Comment by kburman

Comment by kburman 4 days ago

9 replies

It’s an interesting direction, but feels pretty expensive for what might still be a guess at what matters.

I’m not sure an LLM can really capture project-specific context yet from a single PR diff.

Honestly, a simple data-driven heatmap showing which parts of the code change most often or correlate with past bugs would probably give reviewers more trustworthy signals.

CuriouslyC 4 days ago

This is not that expensive with Gemini, they give free keys that have plenty of req/day, you can upload your diff + a bundle of the relevant part of the codebase and get this behavior for free, at least for a small team with ~10-20 PR's / day. If you could run this with personal keys, anyhow.

  • fluoridation 4 days ago

    Might just be me, but I understood "expensive" in terms of raw computation necessary to get the answer. Some things aren't really worth computing, even if it's someone else footing the bill.

ivanjermakov 4 days ago

Premise is amazing. Wonder if there are tools that do something similar by looking at diff entropy.

lawrencechen 4 days ago

Yeah this is honestly pretty expensive to run today.

> I’m not sure an LLM can really capture project-specific context yet from a single PR diff.

We had an even more expensive approach that cloned the repo into a VM and prompted codex to explore the codebase and run code before returning the heatmap data structure. Decided against it for now due to latency and cost, but I think we'll revisit it to help the LLM get project context.

Distillation should help a bit with cost, but I haven't experimented enough to have a definitive answer. Excited to play around with it though!

> which parts of the code change most often or correlate with past bugs

I can think of a way to do the correlation that would require LLMs. Maybe I'm missing a simpler approach? But agree that conditioning on past bugs would be great

  • CuriouslyC 4 days ago

    Gemini is better than GPT5 variants for large context. Also, agents tend to be bad at gathering an optimal context set. The best approach is to intelligently select from the codebase to generate a "covering set" of everything touched in the PR, make a bundle, and fire it off at Gemini as a one shot. Because of caching, you can even fire off multiple queries to Gemini instructing it to evaluate the PR from different perspectives for cheap.

    • lawrencechen 4 days ago

      Yeah, adding a context gathering step is a good idea. Our original approach used codex cli in a VM, so context gathering was pretty comprehensive. We switched to a more naive approach due to latency, but having a step using a smaller model (like SWE-grep) could be a nice tradeoff.

  • kburman 4 days ago

    For the correlation idea, you might take a look at how Sentry does it, they rely mostly on stack traces, error messages, and pattern matching to map issues back to code areas. It’s cheap, scalable, and doesn’t need an LLM in the loop, which could be a good baseline before layering anything heavier on top.

    As for interactive reviews, one workflow I’ve found surprisingly useful is letting Claude Code simulate a conversation between two developers pair-programming through the PR. It’s not perfect, but in practice the dialogue and clarifying questions it generates often give me more insight than a single shot LLM summary. You might find it an interesting pattern to experiment with once you revisit the more context-aware approaches.

cerved 4 days ago

> Honestly, a simple data-driven heatmap showing which parts of the code change most often or correlate with past bugs would probably give reviewers more trustworthy signals.
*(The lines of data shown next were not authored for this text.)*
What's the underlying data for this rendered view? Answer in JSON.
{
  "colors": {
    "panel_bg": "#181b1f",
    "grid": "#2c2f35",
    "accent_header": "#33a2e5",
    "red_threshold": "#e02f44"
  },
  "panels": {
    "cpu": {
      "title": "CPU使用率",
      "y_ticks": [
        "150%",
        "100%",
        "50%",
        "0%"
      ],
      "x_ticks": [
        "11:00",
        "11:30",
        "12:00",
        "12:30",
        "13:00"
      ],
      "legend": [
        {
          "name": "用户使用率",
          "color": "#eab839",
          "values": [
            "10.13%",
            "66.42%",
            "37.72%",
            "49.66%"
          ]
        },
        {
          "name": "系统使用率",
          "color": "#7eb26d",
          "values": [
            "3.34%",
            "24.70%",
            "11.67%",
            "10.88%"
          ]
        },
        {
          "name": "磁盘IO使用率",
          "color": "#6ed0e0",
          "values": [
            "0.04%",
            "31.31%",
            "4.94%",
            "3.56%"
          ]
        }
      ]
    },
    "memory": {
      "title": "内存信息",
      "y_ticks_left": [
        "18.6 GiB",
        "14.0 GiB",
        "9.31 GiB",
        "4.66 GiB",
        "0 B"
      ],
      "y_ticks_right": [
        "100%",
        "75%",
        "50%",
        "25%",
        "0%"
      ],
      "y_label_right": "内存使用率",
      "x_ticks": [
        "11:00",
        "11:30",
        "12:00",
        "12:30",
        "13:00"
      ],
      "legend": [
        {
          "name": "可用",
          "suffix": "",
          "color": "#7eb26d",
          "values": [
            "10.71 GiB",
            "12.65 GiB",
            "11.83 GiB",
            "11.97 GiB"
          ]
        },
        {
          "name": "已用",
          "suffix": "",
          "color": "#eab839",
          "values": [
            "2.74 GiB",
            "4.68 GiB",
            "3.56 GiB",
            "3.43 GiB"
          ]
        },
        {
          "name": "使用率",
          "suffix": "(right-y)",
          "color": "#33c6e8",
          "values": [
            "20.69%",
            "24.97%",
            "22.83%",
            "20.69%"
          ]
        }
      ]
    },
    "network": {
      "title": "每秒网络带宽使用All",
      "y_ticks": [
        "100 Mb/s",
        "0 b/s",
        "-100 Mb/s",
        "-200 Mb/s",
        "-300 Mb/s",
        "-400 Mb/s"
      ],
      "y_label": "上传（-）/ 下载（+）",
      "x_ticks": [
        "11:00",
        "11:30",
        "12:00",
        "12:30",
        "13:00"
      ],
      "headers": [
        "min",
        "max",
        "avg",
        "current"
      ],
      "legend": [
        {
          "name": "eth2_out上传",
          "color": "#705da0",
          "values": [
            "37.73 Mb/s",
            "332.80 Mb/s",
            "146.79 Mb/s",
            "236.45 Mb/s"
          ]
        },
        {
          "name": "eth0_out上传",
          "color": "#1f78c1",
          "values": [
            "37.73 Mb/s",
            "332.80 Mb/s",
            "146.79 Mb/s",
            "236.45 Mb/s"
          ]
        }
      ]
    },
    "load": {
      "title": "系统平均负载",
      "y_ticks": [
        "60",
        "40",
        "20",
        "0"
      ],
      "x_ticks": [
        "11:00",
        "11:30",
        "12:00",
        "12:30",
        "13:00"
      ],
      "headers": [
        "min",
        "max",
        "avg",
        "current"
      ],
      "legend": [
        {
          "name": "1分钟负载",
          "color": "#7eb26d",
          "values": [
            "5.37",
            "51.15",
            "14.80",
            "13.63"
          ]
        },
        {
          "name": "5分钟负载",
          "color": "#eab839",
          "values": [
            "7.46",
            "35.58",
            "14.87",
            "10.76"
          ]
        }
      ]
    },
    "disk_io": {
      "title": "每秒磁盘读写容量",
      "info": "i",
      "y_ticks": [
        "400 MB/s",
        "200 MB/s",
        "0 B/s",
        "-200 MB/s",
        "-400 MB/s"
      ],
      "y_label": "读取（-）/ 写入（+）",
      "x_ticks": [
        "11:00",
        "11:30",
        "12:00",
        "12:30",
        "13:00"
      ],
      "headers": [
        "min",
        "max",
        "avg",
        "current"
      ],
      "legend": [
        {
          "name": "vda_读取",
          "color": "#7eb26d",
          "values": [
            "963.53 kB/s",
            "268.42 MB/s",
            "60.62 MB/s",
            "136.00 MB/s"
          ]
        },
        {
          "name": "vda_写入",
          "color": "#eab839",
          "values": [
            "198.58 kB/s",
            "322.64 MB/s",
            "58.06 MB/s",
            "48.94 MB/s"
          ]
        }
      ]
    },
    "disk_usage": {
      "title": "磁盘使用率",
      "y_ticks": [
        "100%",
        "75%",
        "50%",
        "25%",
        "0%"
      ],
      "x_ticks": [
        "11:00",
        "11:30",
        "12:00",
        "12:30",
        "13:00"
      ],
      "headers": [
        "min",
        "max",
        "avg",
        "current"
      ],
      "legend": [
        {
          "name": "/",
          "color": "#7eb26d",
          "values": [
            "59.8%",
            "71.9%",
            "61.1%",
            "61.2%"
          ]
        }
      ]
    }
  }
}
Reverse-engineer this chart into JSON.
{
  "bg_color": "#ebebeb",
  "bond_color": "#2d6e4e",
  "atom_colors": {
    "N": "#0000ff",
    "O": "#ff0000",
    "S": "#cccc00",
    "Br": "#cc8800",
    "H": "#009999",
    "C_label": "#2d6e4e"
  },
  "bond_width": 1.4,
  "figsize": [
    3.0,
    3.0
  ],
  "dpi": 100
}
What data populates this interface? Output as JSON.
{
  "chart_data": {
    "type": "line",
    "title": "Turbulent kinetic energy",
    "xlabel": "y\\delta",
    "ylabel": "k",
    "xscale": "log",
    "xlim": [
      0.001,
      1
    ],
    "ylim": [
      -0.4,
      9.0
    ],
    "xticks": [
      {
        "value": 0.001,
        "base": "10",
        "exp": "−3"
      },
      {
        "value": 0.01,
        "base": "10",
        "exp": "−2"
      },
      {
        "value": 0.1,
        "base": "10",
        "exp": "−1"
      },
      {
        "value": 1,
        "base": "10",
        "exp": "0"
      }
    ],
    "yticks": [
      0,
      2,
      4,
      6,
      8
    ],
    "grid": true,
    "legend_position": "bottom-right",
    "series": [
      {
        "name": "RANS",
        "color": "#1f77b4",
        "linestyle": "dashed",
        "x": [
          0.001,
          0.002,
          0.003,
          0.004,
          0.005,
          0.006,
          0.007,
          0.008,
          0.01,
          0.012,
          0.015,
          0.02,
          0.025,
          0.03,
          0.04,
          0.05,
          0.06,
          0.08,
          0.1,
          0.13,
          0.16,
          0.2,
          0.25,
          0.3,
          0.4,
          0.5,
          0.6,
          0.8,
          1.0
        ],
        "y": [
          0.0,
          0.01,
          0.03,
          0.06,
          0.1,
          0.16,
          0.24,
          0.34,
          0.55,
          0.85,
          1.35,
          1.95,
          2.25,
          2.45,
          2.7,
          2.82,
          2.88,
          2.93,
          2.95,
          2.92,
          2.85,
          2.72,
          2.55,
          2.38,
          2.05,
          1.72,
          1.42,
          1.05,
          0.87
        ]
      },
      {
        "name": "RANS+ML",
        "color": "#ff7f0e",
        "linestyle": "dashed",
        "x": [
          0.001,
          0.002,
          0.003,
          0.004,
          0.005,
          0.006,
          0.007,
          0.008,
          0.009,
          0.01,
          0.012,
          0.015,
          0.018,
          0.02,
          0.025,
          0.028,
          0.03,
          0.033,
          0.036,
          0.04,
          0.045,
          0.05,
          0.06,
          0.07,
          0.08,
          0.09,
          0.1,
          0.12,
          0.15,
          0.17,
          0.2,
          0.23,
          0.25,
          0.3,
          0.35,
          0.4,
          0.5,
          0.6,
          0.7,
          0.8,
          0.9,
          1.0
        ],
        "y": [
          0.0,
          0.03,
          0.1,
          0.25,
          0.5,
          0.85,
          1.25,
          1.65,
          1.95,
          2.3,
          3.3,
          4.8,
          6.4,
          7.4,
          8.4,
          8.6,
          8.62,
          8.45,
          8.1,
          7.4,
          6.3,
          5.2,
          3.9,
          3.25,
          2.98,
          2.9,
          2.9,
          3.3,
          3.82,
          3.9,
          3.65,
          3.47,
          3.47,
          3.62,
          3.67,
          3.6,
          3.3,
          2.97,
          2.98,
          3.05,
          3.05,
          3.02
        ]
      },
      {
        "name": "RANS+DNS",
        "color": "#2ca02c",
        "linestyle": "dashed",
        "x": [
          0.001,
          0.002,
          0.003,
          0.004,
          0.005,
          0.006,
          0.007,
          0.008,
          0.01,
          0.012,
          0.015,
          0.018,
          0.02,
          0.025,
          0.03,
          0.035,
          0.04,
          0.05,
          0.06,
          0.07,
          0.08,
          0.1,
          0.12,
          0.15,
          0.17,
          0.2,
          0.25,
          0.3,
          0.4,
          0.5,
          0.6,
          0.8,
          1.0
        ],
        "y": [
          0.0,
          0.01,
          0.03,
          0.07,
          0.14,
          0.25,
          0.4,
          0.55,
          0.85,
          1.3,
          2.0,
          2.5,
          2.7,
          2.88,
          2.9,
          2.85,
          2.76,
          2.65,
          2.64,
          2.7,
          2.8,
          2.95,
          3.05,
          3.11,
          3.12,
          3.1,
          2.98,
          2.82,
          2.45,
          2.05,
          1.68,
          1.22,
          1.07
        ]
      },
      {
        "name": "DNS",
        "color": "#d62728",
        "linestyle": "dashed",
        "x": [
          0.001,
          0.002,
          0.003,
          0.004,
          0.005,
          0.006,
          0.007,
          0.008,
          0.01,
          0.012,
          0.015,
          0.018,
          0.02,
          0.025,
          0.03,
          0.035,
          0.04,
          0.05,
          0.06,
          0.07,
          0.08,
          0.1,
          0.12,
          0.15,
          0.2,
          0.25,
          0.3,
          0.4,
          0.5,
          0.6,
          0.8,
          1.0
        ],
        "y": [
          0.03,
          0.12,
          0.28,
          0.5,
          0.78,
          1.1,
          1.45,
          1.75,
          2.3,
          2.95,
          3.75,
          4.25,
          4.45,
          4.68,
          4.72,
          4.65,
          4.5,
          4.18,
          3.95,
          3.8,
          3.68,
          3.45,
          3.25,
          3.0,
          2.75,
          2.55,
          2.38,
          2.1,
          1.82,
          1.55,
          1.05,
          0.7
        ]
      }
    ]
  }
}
At first I thought this to but now I doubt that's a good heuristic. That's probably where people would be careful and/or look anyway. If I were to guess, regressions are less likely to occur in "hotspots".

But this is just a hunch. There are tons of well reviewed and bug reported open source projects, would be interesting if someone tested it.

nonethewiser 4 days ago

A large portion of the lines of code I'm considering when I review a PR are not part of the diff. This has to be a common experience - think of how often you want to comment on a line of code or file that just isn't in the PR. It happens almost every PR for me. They materialize as lose comments, or comments on a line like "Not this line per-se but what about XYZ?" Or "you replaced this 3 places but I actually found 2 more it should be applied to."

I mean these tools are fine. But let's be on the same page that they can only address a sub-class of problems.